Bibles were never meant to be read, anyway. They weren’t supposed to have their spines broken and their pages dirtied and torn. They were meant to just sit around on coffee tables and in hotel room bedside drawers. I was convinced that being in the presence of a Bible was enough to bring comfort to people. Kind of like a security blanket or a bedtime doll.
But even childhood toys eventually show signs of age from years of use and too much love. A security blanket would become tattered and frayed around the edges, a doll would lose a shoe or its arm would go missing. The book I held in my lap, however, showed no signs of age whatsoever. My father claimed he’d had it for almost thirty years. His mother had bought it for him as a high school graduation present. In its perfect rectangular form, it still maintained a glossy luster, its spine free of fine cracks or creases. It was smooth and cool to the touch, like streaming water trickling through my fingers. And its size, too, was perfect, being able to fit neatly in the palm of one hand.

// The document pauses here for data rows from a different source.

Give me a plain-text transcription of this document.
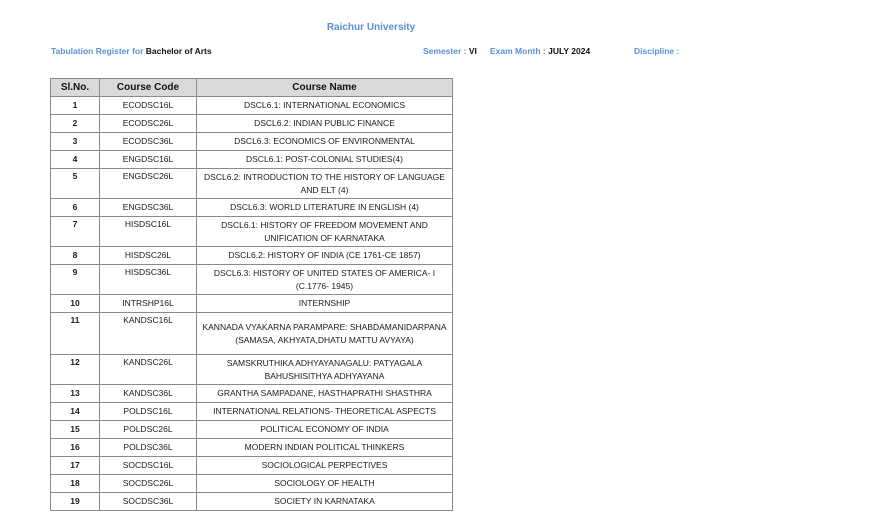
Raichur University
Tabulation Register for Bachelor of Arts	Semester : VI Exam Month : JULY 2024	Discipline :
Sl.No.	Course Code	Course Name
1	ECODSC16L	DSCL6.1: INTERNATIONAL ECONOMICS
2	ECODSC26L	DSCL6.2: INDIAN PUBLIC FINANCE
3	ECODSC36L	DSCL6.3: ECONOMICS OF ENVIRONMENTAL
4	ENGDSC16L	DSCL6.1: POST-COLONIAL STUDIES(4)
5	ENGDSC26L	DSCL6.2: INTRODUCTION TO THE HISTORY OF LANGUAGE AND ELT (4)
6	ENGDSC36L	DSCL6.3: WORLD LITERATURE IN ENGLISH (4)
7	HISDSC16L	DSCL6.1: HISTORY OF FREEDOM MOVEMENT AND UNIFICATION OF KARNATAKA
8	HISDSC26L	DSCL6.2: HISTORY OF INDIA (CE 1761-CE 1857)
9	HISDSC36L	DSCL6.3: HISTORY OF UNITED STATES OF AMERICA- I (C.1776- 1945)
10	INTRSHP16L	INTERNSHIP
11	KANDSC16L	KANNADA VYAKARNA PARAMPARE: SHABDAMANIDARPANA (SAMASA, AKHYATA,DHATU MATTU AVYAYA)
12	KANDSC26L	SAMSKRUTHIKA ADHYAYANAGALU: PATYAGALA BAHUSHISITHYA ADHYAYANA
13	KANDSC36L	GRANTHA SAMPADANE, HASTHAPRATHI SHASTHRA
14	POLDSC16L	INTERNATIONAL RELATIONS- THEORETICAL ASPECTS
15	POLDSC26L	POLITICAL ECONOMY OF INDIA
16	POLDSC36L	MODERN INDIAN POLITICAL THINKERS
17	SOCDSC16L	SOCIOLOGICAL PERPECTIVES
18	SOCDSC26L	SOCIOLOGY OF HEALTH
19	SOCDSC36L	SOCIETY IN KARNATAKA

How could I possibly deflower its purity? I’m naturally hard on people and books. I knew the minute I opened my father’s Bible, its spine would be cracked and its pages wrinkled. The cover would curl to the point of no flat return. And I’d have an insatiable need to write in the margins in pen, and highlight page after page until my fingers were stained yellow.
Maybe the true meanings of the messages in the Bible were always meant to remain a mystery. Perhaps through the power of osmosis I could derive all meaning without having to mutilate my father’s old book. Or perhaps I would be made holy just for having it.
But I’m no chicken shit. I knew I had to open it. I had questions to be answered. Namely, what’s so special about God? How had my father become ensnared by God’s power? And why did God steal Bobby away from me?
If there was a hell, I wished Mr. Fraser would go there and rot. He was no man of God. He was mean to his sons. He had convinced his youngest son that pre-marital sex was a sin. And Bobby believed it. I would never forgive Mr. Fraser for that.